If you approve, and the President agrees in principle, a tentative luncheon reservation should be requested of the White House, to be confirmed once Nu has indicated his wishes.


That you approve the inviting of U Nu to Washington on the above basis and that you sign the attached memorandum to the President (Tab A).6

  1. Source: Department of State, Central Files, 033.90B11/2–1255. Confidential.
  2. Robertson’s recommendation was made in a memorandum of January 4 to Dulles. (Ibid., 033.90B11/1–455) Following a visit to the People’s Republic of China in December 1954, U Nu had expressed interest in visiting the United States in the hope of furthering better understanding between the United States and the People’s Republic of China.
  3. Tab B, not attached to the source text, presumably was Robertson’s January 4 memorandum and a memorandum of January 11 from O’Connor conveying Dulles’instruction. (Ibid., 033.90B11/1–1155)
  4. Tab C was not attached to the source text and is not further identified.
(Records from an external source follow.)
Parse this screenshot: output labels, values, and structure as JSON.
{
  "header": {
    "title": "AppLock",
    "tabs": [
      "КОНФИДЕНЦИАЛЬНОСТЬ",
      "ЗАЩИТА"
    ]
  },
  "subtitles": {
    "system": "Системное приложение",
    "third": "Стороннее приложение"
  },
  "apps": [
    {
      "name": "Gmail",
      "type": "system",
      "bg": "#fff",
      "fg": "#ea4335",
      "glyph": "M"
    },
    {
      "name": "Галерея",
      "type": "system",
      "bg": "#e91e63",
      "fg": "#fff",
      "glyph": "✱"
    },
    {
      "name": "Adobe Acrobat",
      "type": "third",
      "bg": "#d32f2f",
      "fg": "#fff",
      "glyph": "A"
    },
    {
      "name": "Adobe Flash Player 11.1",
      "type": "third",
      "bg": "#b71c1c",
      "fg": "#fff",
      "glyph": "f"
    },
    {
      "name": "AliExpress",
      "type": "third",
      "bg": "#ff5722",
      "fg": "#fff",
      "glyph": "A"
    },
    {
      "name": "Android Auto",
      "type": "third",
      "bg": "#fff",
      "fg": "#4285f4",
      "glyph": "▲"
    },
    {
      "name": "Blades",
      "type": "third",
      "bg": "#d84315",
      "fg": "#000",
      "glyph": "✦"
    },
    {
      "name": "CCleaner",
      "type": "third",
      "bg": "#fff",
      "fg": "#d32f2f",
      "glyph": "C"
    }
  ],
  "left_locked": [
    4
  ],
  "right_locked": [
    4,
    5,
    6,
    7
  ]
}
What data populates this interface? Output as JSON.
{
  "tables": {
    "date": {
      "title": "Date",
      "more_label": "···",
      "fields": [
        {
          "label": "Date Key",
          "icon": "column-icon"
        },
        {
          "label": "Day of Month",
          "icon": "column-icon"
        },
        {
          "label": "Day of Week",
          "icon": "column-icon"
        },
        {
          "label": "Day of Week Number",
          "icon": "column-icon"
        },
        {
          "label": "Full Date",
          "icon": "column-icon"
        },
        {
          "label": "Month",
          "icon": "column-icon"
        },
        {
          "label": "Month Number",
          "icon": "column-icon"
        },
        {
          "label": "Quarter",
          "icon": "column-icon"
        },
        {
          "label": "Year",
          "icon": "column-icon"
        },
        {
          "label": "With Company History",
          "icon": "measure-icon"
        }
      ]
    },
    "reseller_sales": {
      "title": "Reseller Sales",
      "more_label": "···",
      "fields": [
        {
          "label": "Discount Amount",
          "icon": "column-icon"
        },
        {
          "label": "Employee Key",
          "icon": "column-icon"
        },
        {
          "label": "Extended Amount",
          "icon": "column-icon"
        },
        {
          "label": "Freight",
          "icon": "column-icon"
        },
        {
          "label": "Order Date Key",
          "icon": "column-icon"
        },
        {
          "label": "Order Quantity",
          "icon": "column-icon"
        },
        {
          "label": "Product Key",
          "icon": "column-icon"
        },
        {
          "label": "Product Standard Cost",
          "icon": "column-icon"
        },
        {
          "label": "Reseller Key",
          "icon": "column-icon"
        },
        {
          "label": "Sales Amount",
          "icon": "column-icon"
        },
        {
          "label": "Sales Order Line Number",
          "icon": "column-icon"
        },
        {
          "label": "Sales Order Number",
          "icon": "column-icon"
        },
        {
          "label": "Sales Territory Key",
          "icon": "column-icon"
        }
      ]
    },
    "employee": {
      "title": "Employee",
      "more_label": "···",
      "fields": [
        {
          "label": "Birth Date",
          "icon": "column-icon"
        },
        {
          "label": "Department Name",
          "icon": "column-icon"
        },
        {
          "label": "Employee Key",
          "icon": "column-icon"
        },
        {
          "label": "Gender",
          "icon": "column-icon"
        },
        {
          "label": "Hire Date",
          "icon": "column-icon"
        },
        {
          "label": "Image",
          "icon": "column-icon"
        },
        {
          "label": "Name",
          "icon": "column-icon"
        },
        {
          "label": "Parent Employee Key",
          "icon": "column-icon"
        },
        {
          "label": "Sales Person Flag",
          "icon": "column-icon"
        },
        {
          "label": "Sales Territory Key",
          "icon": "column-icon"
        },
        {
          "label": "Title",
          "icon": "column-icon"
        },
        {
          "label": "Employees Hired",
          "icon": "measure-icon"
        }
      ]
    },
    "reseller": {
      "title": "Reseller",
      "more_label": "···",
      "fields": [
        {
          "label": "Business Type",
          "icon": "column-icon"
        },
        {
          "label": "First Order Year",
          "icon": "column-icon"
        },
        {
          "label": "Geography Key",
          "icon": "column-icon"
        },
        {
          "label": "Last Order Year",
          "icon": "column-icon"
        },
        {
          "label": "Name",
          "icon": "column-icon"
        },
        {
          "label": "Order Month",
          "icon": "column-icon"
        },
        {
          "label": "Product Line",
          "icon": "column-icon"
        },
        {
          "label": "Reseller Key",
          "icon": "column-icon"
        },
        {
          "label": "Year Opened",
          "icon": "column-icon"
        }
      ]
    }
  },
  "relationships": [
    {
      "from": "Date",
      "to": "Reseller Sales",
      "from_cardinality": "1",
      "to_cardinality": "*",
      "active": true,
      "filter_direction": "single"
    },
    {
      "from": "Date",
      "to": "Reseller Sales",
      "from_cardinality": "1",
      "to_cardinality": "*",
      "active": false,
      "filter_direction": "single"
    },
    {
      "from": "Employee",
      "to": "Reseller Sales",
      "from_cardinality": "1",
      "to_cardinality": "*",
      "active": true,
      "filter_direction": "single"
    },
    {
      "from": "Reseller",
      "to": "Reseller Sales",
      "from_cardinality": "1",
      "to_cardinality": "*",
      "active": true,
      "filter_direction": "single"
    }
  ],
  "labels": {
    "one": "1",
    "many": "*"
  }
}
Dulles visited Burma and several other Southeast Asian countries after attending a meeting of the Council of the Southeast Asia Treaty Organization in Bangkok, February 22–26.
  5. The attached memorandum requested the President’s approval of an invitation to U Nu to visit Washington for 2 or 3 days in June; it was initialed by Dulles on February 14 and by the President, indicating his approval, the same day.